The book demonstrates how easy it is to portray government actions to protect the environment, economy, or human health as monstrous assaults on our wallets and our lives.It would be fair to say that Nesbit has a score or two to settle with Big Tobacco, after his years-long, bruising clash with them over regulating tobacco smoke. It would also be fair to say that I do, too, with my dad and sister dying young from smoking, both at age 62. But the case Nesbit makes against Big Tobacco is as compelling as the one I’d like to make on behalf of my family.
One disappointment in the book: I would love to have heard from someone like Debbie Dooley, the Atlanta-based Tea Party firebrand whose strange-bedfellows, pro clean energy alliance with environmentalists has given electric utilities fits here in the Southeast.
Dooley has made great copy as a “Green Tea” advocate. If the Kochs et al. are stage-managing the Tea Party, they’ve still left room on the decks for a few loose cannons.
The irrational furor that drives the Tea Party may have benefitted from years of feeding and watering in K Street conference rooms, but the continuing ascent of Donald Trump proves that it’s wrong to dismiss such a furor, and such a force. Dooley, by the way, is an ardent Trump supporter and is therefore supporting a candidate who’s vowed to dismantle all of her clean energy efforts.

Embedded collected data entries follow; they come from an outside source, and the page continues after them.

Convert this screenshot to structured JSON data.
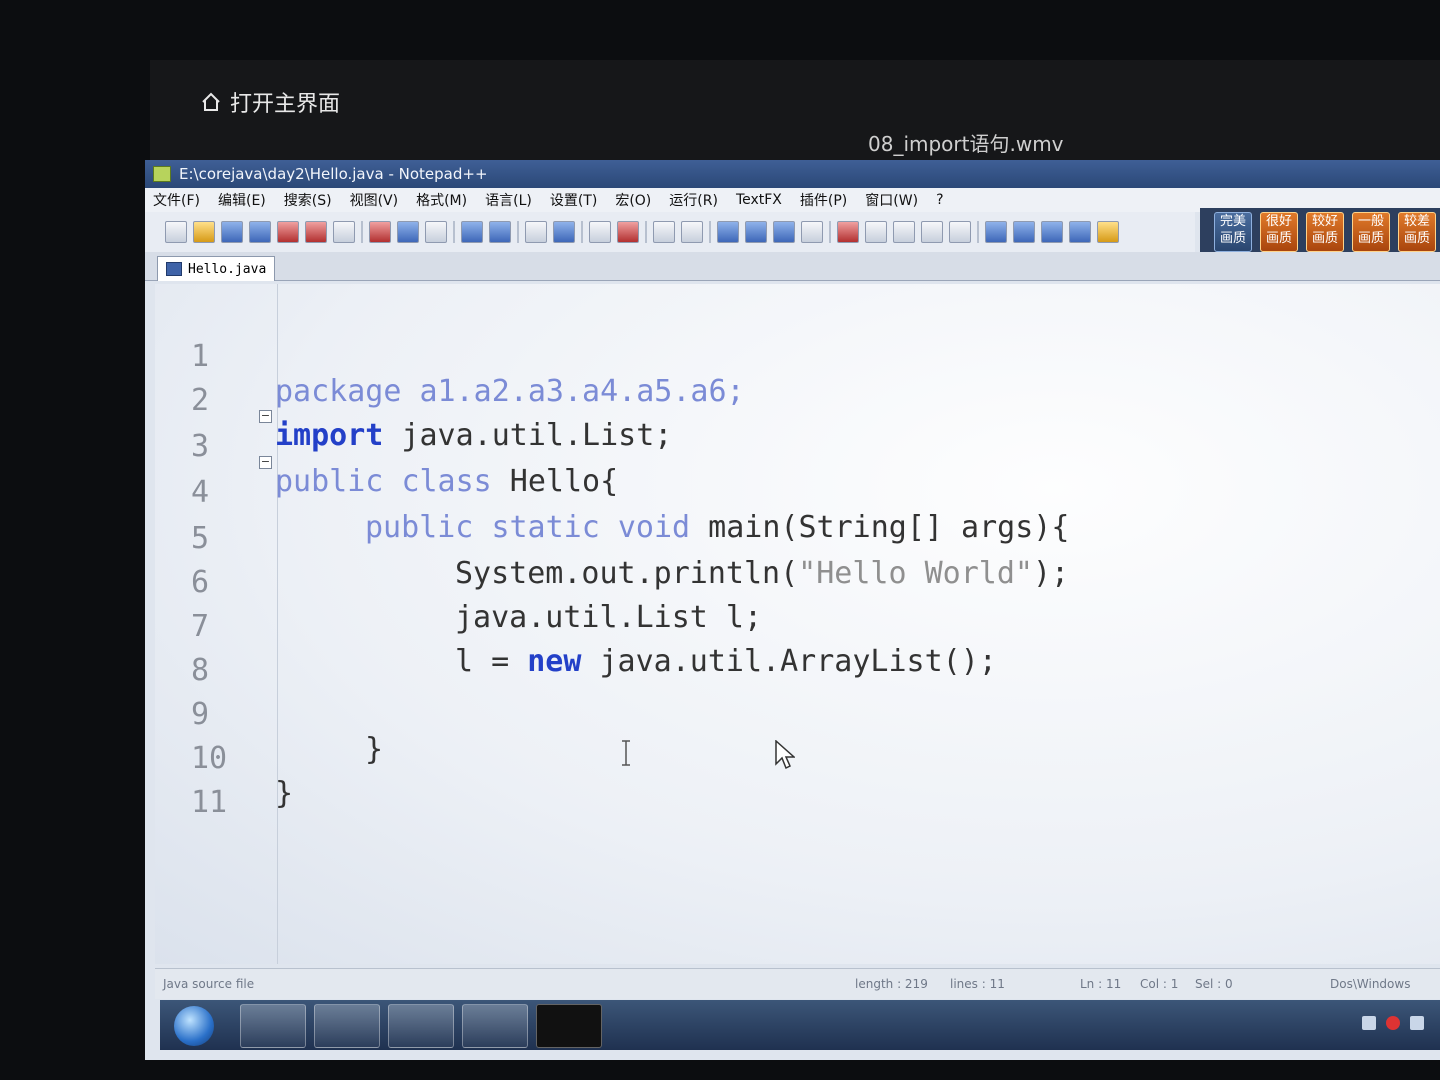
{
  "player": {
    "home_label": "打开主界面",
    "video_title": "08_import语句.wmv"
  },
  "window": {
    "title": "E:\\corejava\\day2\\Hello.java - Notepad++"
  },
  "menu": [
    "文件(F)",
    "编辑(E)",
    "搜索(S)",
    "视图(V)",
    "格式(M)",
    "语言(L)",
    "设置(T)",
    "宏(O)",
    "运行(R)",
    "TextFX",
    "插件(P)",
    "窗口(W)",
    "?"
  ],
  "quality": [
    "完美画质",
    "很好画质",
    "较好画质",
    "一般画质",
    "较差画质"
  ],
  "tab": {
    "label": "Hello.java"
  },
  "code": {
    "line1": "package a1.a2.a3.a4.a5.a6;",
    "line2_kw": "import",
    "line2_rest": " java.util.List;",
    "line3_public": "public",
    "line3_class": "class",
    "line3_rest": " Hello{",
    "line4_public": "public",
    "line4_static": "static",
    "line4_void": "void",
    "line4_rest": " main(String[] args){",
    "line5_pre": "System.out.println(",
    "line5_str": "\"Hello World\"",
    "line5_post": ");",
    "line6": "java.util.List l;",
    "line7_pre": "l = ",
    "line7_new": "new",
    "line7_rest": " java.util.ArrayList();",
    "line9": "}",
    "line10": "}",
    "line_numbers": [
      "1",
      "2",
      "3",
      "4",
      "5",
      "6",
      "7",
      "8",
      "9",
      "10",
      "11"
    ]
  },
  "status": {
    "file_type": "Java source file",
    "length": "length : 219",
    "lines": "lines : 11",
    "ln": "Ln : 11",
    "col": "Col : 1",
    "sel": "Sel : 0",
    "eol": "Dos\\Windows"
  }
}
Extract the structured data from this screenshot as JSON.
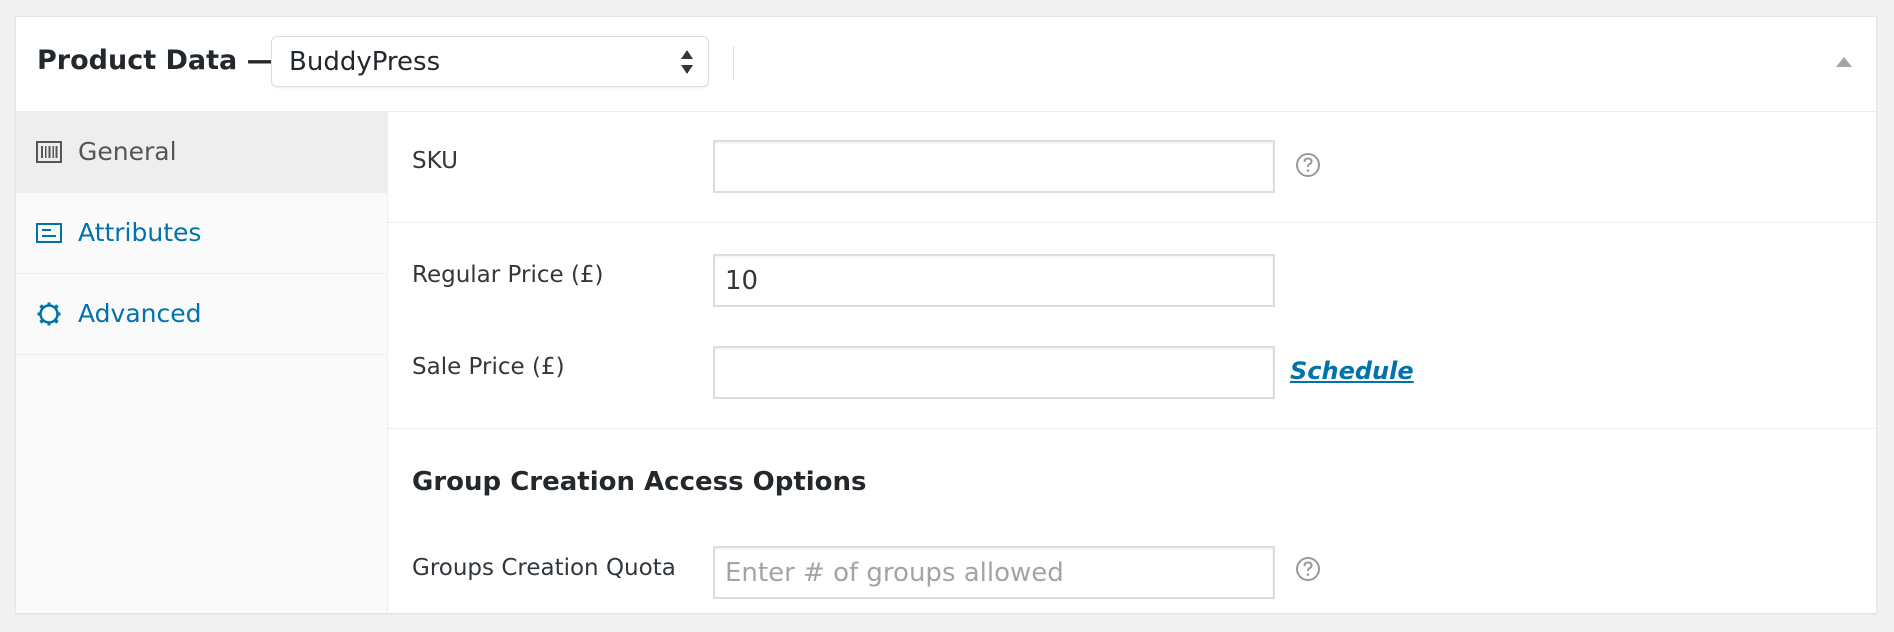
{
  "header": {
    "title": "Product Data —",
    "product_type_select": {
      "selected": "BuddyPress"
    }
  },
  "sidebar": {
    "tabs": [
      {
        "label": "General",
        "icon": "barcode-icon",
        "active": true
      },
      {
        "label": "Attributes",
        "icon": "list-icon",
        "active": false
      },
      {
        "label": "Advanced",
        "icon": "gear-icon",
        "active": false
      }
    ]
  },
  "fields": {
    "sku": {
      "label": "SKU",
      "value": ""
    },
    "regular_price": {
      "label": "Regular Price (£)",
      "value": "10"
    },
    "sale_price": {
      "label": "Sale Price (£)",
      "value": "",
      "schedule_link": "Schedule"
    },
    "group_section_heading": "Group Creation Access Options",
    "groups_quota": {
      "label": "Groups Creation Quota",
      "value": "",
      "placeholder": "Enter # of groups allowed"
    }
  },
  "colors": {
    "link": "#0073aa",
    "active_tab_bg": "#eeeeee",
    "border": "#dddddd"
  }
}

Poison Tea joins several other books from recent years that could serve as a curriculum on how American politics has gone wildly astray: Thomas Frank’s What’s the Matter with Kansas? (2005) explains how huge interest groups turn their backs on their grassroots constituencies; Frank’s The Wrecking Crew (2008) describes how elected officials’ ineptitude became a political virtue, while Charles Pierce’s Idiot America (2009) illustrates how fear, paranoia, and outright ignorance can be fabulously monetized in today’s media culture; the aforementioned Merchants of Doubt; The Influence Machine (2015) by Alyssa Katz shines light on the U.S. Chamber of Commerce’s sprawling anti-regulatory reach; and finally, two more books on the Koch Brothers’ empire, Daniel Schulman’s Sons of Wichita (2014) and Jane Mayer’s recent release Dark Money.
So there. I’ve just given you the world’s most distressing summer reading list. Saying these books will help “make sense” of all this political absurdity is a stretch, but reading them can’t possibly be any worse than following the presidential campaign. Jeff Nesbit’s book is an important contribution that deepens our knowledge of the current trend toward ignorance.